I feel so happy after I finish typing, cos… i realized it’s been really too long since i wrote to sensei, cos of all the emotional baggages i’ve been carrying. Aside the failure to study in SUA as promised, I have been feeling utterly awful about going against them to get with W last time. Anyway, I realize I’m really for real, getting over him. I think of him, but it’s not the miss him kind of thinking. In fact, I’m only abit worried about his job search but that’s purely some kind of concern. There’s no hatred anymore and I hope to become normal friends soon. Of course, not now, i don’t want to wreak my stable boat yet. And I’m also wondering if he is aware of his sis’s state.

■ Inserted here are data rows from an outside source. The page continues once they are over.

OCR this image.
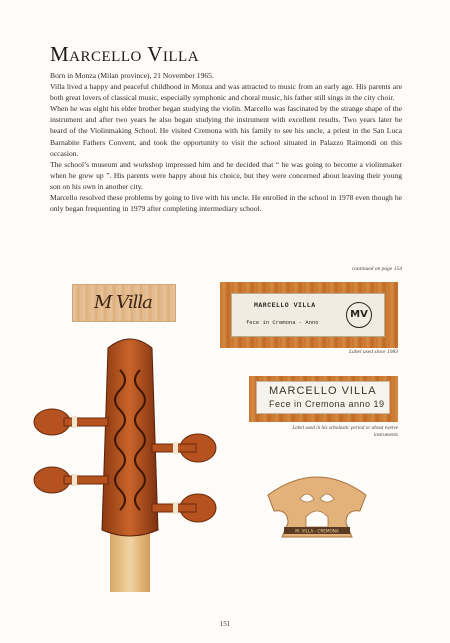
Marcello Villa

Born in Monza (Milan province), 21 November 1965.

Villa lived a happy and peaceful childhood in Monza and was attracted to music from an early age. His parents are both great lovers of classical music, especially symphonic and choral music, his father still sings in the city choir.

When he was eight his elder brother began studying the violin. Marcello was fascinated by the strange shape of the instrument and after two years he also began studying the instrument with excellent results. Two years later he heard of the Violinmaking School. He visited Cremona with his family to see his uncle, a priest in the San Luca Barnabite Fathers Convent, and took the opportunity to visit the school situated in Palazzo Raimondi on this occasion.

The school’s museum and workshop impressed him and he decided that “ he was going to become a violinmaker when he grew up ”. His parents were happy about his choice, but they were concerned about leaving their young son on his own in another city.

Marcello resolved these problems by going to live with his uncle. He enrolled in the school in 1978 even though he only began frequenting in 1979 after completing intermediary school.

continued on page 154
M Villa	MARCELLO VILLA
fece in Cremona - Anno
MV
Label used since 1983
MARCELLO VILLA
Fece in Cremona anno 19
Label used in his scholastic period or about twelve instruments
M. VILLA - CREMONA
151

All along I am aware that prioritizing Gakkai is the best strategy. However, I’m just constantly deluded having more time for my studies is more important. It has proven to be wrong. After the meeting just now, I realize R5 FD hasn’t grown much.. in fact, we are constantly facing the lack of ICs problem. It’s ALWAYS the same problem. I set a determination that we must have a revolution. I tried sharing with the rest, but somehow the message isn’t brought across. I recalled sharing that before, and well, we tried to do some stuffs, but never work out still. Hence, I decided I should just spearhead it all my own first to get the momentum moving. As long as my heart is for the sake of mentor, everything MUST and WILL be in the right rhythm. Many times we try to strategise, but… never successful. I don’t wish to be an all talk but no results person. This time round, I don’t want to talk too much. Just write my determination to Sensei and do my job, achieve results and report to sensei, and that’s it.

Also, since I’ve delayed my transfer to the next chapter, i’m determined to create a wave. have no YWD Pgrs at the moment. But must fight a near-dying campaign that I must win by 3.16 next year. before i transfer out. And an unbreakable foundation of YWD leaders must be forged by then. This means i have to struggle 100% more than now. I’m worried about this, cos i determined to have 1 YWD conferment in each district. That makes it 4. Every gal must gain victory in Gohonzon conferment… if not, wait till when?

Of cos, determining for 4 As is really bullshit. But this one really must be base on Daimoku. Must struggle happily. Must chant so hard that the impossible will happen. It is especially crucial… cos I’m waging a kofu battle, and the tidal waves will surge even higher. But I must be fearless! Because in this deluded age, where all the intelligent without ground philosophy are the scholars, Sensei’s disciples must stand up and be on par, even be better than them, to prove mentor’s greatness. I imagine a day when i search databases and find many famous scholarly journals written disciples who write with the bastion of a pen… nothing but the truth and for the sake of the justice and righteousness.

In any case, I have a battle to wage. more like, 4, exactly. I will fight the way I never fought before. This is my start of 奮戰.

  1.  
    1. 我一定要在每一科目达到A
    2. 我一定要在3.16 2009年之前,培育XX支部女子部地区干事S, M, RTY成为要回应恩师的真实弟子。
    3. 我一定要在3.16 2009 年之前,有四为新的女子部会友,敬领御本尊。